American muppet designer

Donald George Sahlin /səˈliːn/ (June 19, 1928 – February 19, 1978) was a Muppet designer and builder who worked for Jim Henson from 1962 to 1977. Sahlin died in New York, possibly from a heart attack. Muppets creator Jim Henson described Sahlin as "the man most responsible for the look of the Muppets."

Sahlin began making puppets at age 11, initially building a shadow theater and cardboard figurines. As an adult he built several puppets for Kukla, Fran and Ollie and created special effects sequences for films such as G.I. Blues and The Time Machine.

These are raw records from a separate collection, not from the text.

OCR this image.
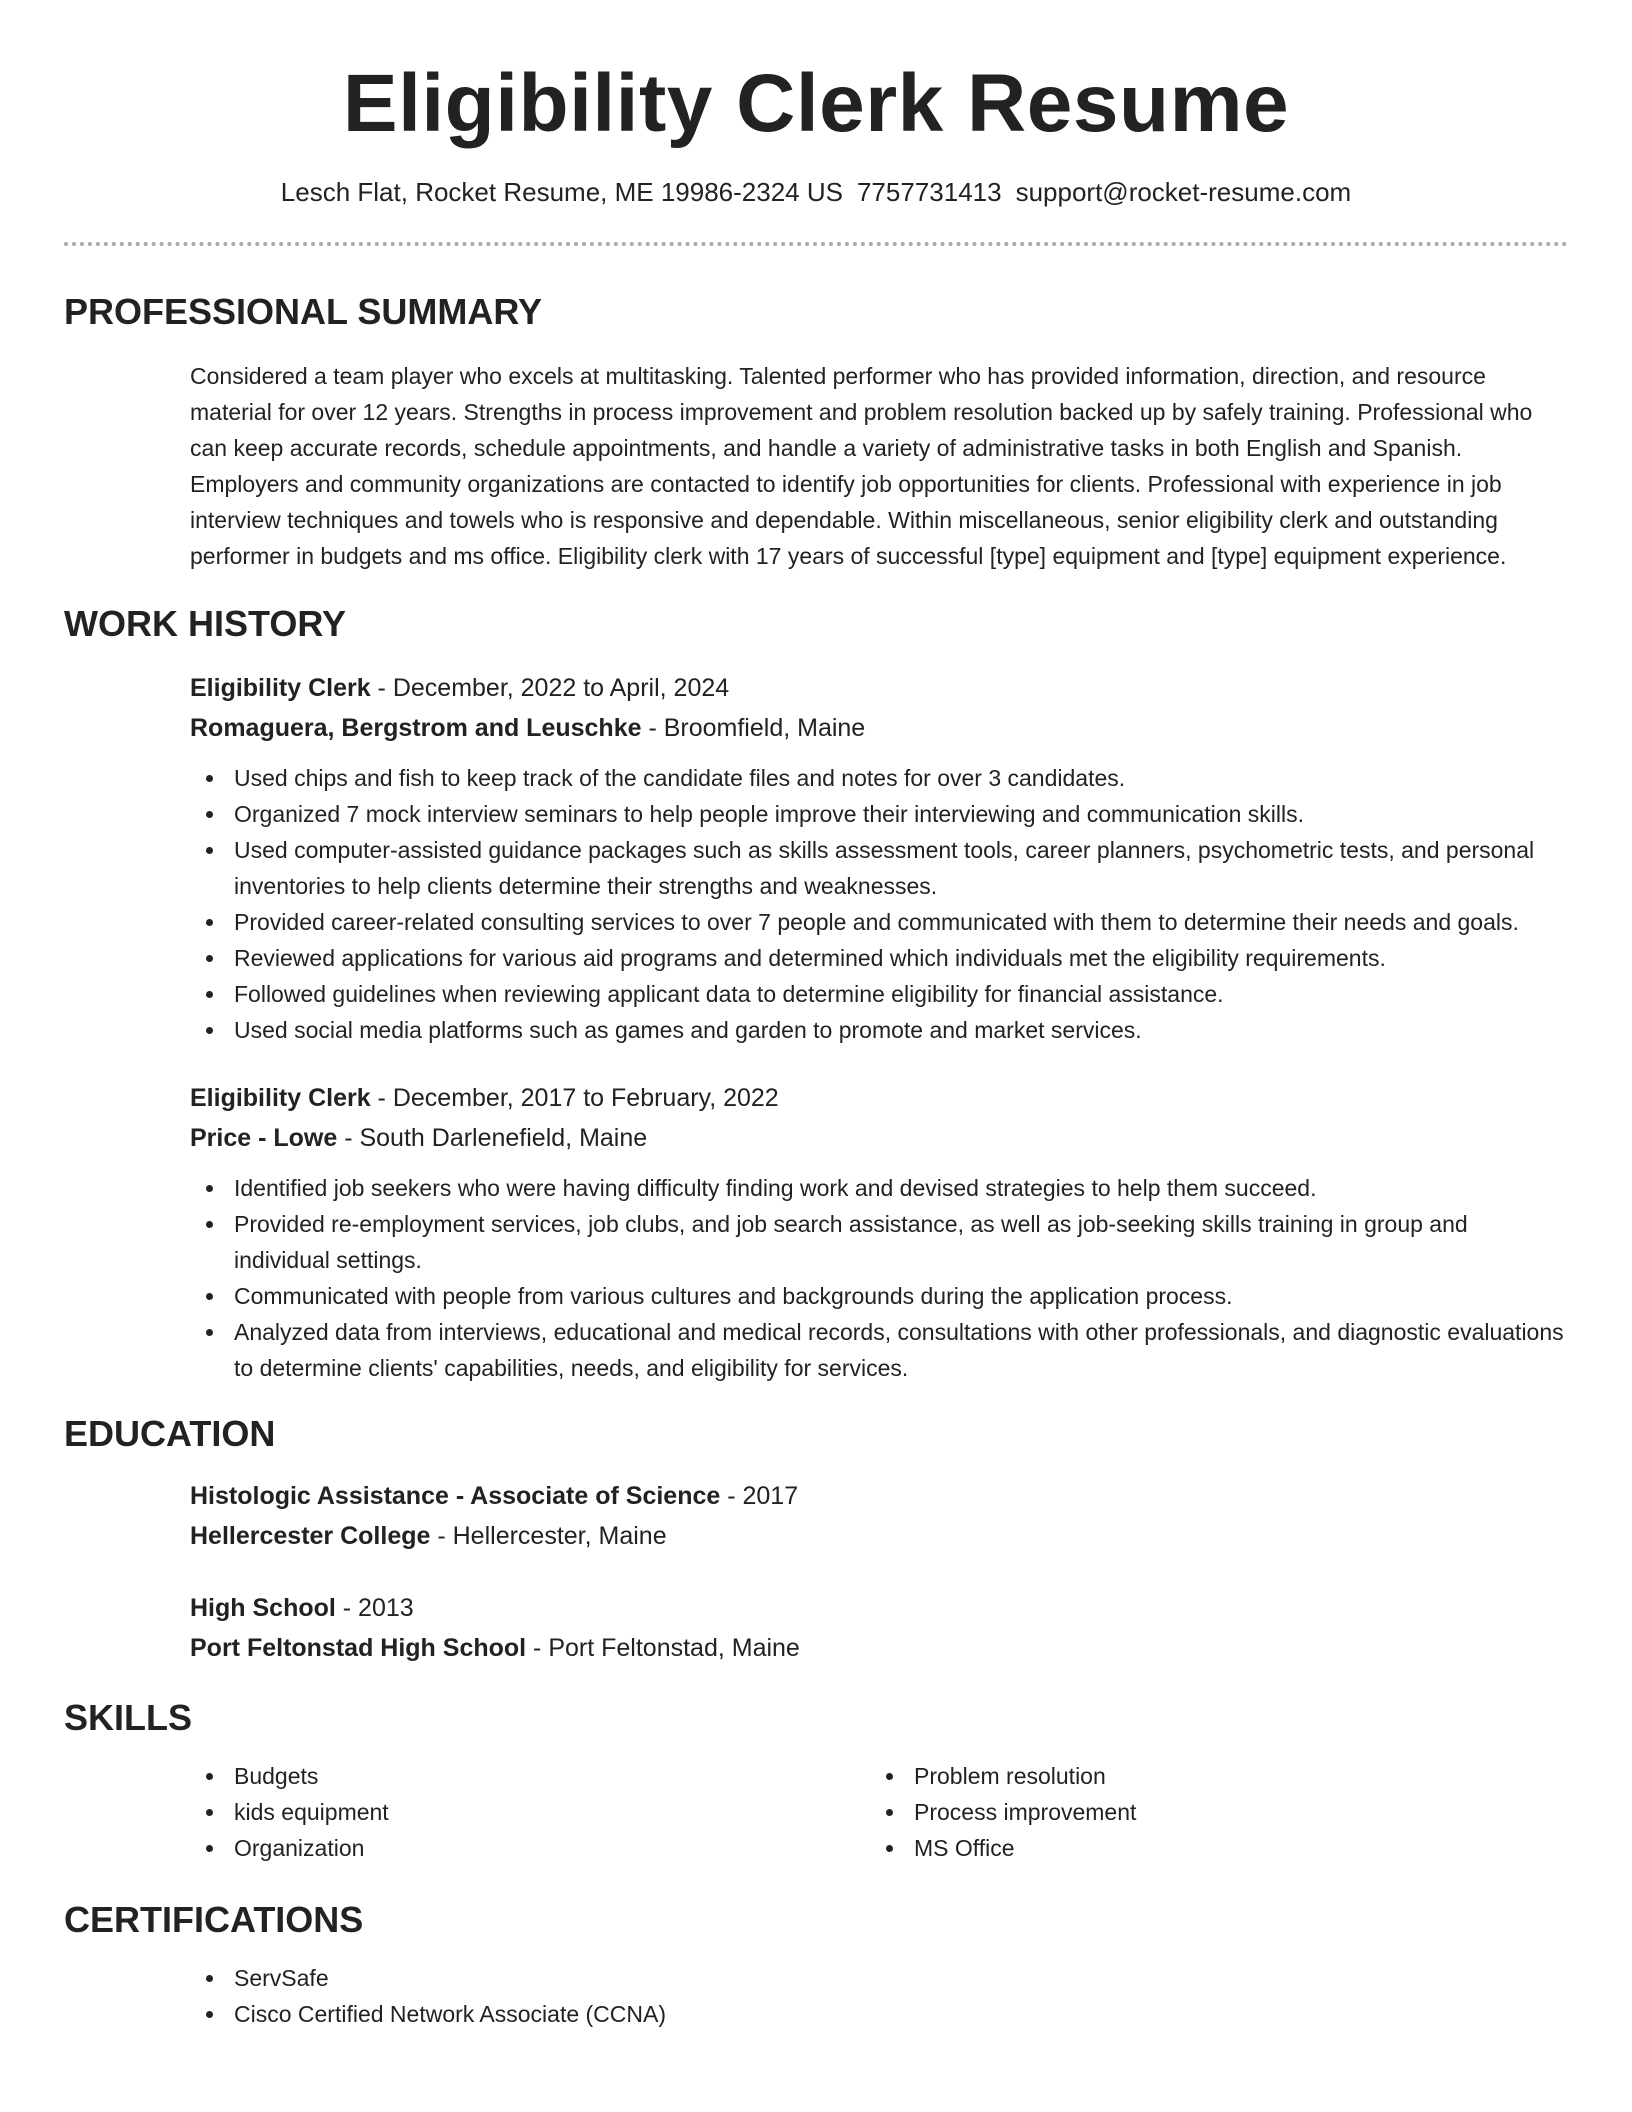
Eligibility Clerk Resume
Lesch Flat, Rocket Resume, ME 19986-2324 US 7757731413 support@rocket-resume.com
PROFESSIONAL SUMMARY

Considered a team player who excels at multitasking. Talented performer who has provided information, direction, and resource material for over 12 years. Strengths in process improvement and problem resolution backed up by safely training. Professional who can keep accurate records, schedule appointments, and handle a variety of administrative tasks in both English and Spanish. Employers and community organizations are contacted to identify job opportunities for clients. Professional with experience in job interview techniques and towels who is responsive and dependable. Within miscellaneous, senior eligibility clerk and outstanding performer in budgets and ms office. Eligibility clerk with 17 years of successful [type] equipment and [type] equipment experience.

WORK HISTORY
Eligibility Clerk - December, 2022 to April, 2024
Romaguera, Bergstrom and Leuschke - Broomfield, Maine
Used chips and fish to keep track of the candidate files and notes for over 3 candidates.
Organized 7 mock interview seminars to help people improve their interviewing and communication skills.
Used computer-assisted guidance packages such as skills assessment tools, career planners, psychometric tests, and personal inventories to help clients determine their strengths and weaknesses.
Provided career-related consulting services to over 7 people and communicated with them to determine their needs and goals.
Reviewed applications for various aid programs and determined which individuals met the eligibility requirements.
Followed guidelines when reviewing applicant data to determine eligibility for financial assistance.
Used social media platforms such as games and garden to promote and market services.
Eligibility Clerk - December, 2017 to February, 2022
Price - Lowe - South Darlenefield, Maine
Identified job seekers who were having difficulty finding work and devised strategies to help them succeed.
Provided re-employment services, job clubs, and job search assistance, as well as job-seeking skills training in group and individual settings.
Communicated with people from various cultures and backgrounds during the application process.
Analyzed data from interviews, educational and medical records, consultations with other professionals, and diagnostic evaluations to determine clients' capabilities, needs, and eligibility for services.
EDUCATION
Histologic Assistance - Associate of Science - 2017
Hellercester College - Hellercester, Maine
High School - 2013
Port Feltonstad High School - Port Feltonstad, Maine
SKILLS
Budgets
kids equipment
Organization
Problem resolution
Process improvement
MS Office
CERTIFICATIONS
ServSafe
Cisco Certified Network Associate (CCNA)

His first creation for Jim Henson was Rowlf the Dog, which he built in 1962 for a series of Purina Dog Chow commercials. Sahlin would go on to design and build most of the Muppet characters, including Bert and Ernie, Grover, and Cookie Monster among others. His character designs are often recognizable for their spheroid heads partially bisected to create large mouths. Sahlin was also involved in special effects production for the Muppets. Henson later had a bench in London dedicated to his memory. The series finale of Fraggle Rock is also dedicated to him. After all the regular credits have been shown, a special credit appears which reads "This show is for Don Sahlin".